What is a foreign key?
Essentially a foreign key means that values in one table must also appear in another table. Generally the referenced table is called the parent table while the table with the foreign key is called the child table. The foreign key in the child table will generally reference a primary key in the parent table. To expand this concept a foreign key with a cascade delete means that if a record in the parent table is deleted, then the corresponding record or records in the child table with automatically be deleted. This is referred to as a cascade delete. A foreign key with a cascade delete can be defined in one of two ways either with a CREATE TABLE statement or with an ALTER TABLE statement.
Examples using Oracle PL/SQL:
Using a CREATE TABLE statement
| CREATE TABLE table_name |
| (column1 datatype null/not null, |
| column2 datatype null/not null, |
| ... |
| CONSTRAINT fk_column |
| FOREIGN KEY (column1, column2, ... column_n) |
| REFERENCES parent_table (column1, column2, ... column_n) |
| ON DELETE CASCADE |
| ); |
To illustrate take for example the following:
| CREATE TABLE parent |
| ( parent_id numeric(10) not null, |
| parent_name varchar2(50) not null, |
| parent_info varchar2(50), |
| CONSTRAINT parent_pk PRIMARY KEY (parent_id) |
| ); |
| |
| CREATE TABLE child |
| ( child_id numeric(10) not null, |
| parent_id numeric(10) not null, |
| CONSTRAINT fk_parent |
| FOREIGN KEY (parent_id) |
| REFERENCES parent(parent_id) |
| ON DELETE CASCADE |
| ); |
| |
In this example, we've created a primary key on the parent table called parent_pk. It consists of only one field - the parent_id field. Then we've created a foreign key called fk_parent on the child table that references the parent table based on the parent_id field.

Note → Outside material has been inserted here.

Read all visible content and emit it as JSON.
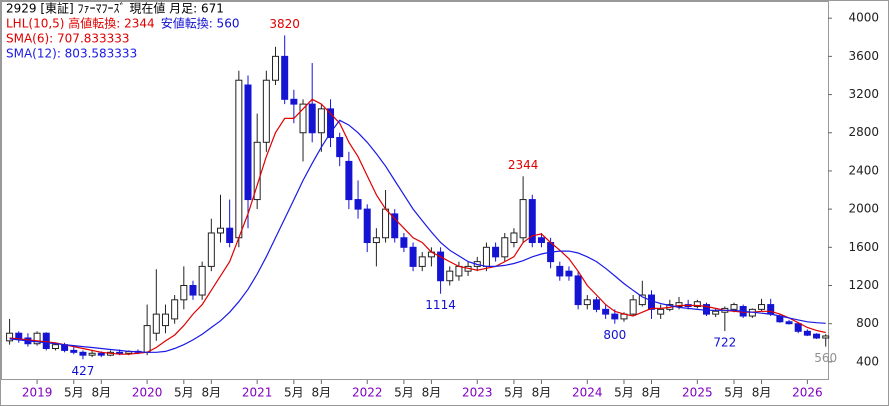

Because of the cascade delete, when a record in the parent table is deleted, all records in the child table will also be deleted that have the same parent_id value.
Using an ALTER TABLE statement
| ALTER TABLE table_name |
| add CONSTRAINT constraint_name |
| FOREIGN KEY (column1, column2, ... column_n) |
| REFERENCES parent_table (column1, column2, ... column_n) |
| ON DELETE CASCADE; |
To illustrate take for example the following:
| ALTER TABLE child |
| add CONSTRAINT fk_parent |
| FOREIGN KEY (parent_id) |
| REFERENCES parent(parent_id) |
| ON DELETE CASCADE; |
In this example, we've created a foreign key (with a cascade delete) called fk_parent that references the parentr table based on the parent_id field.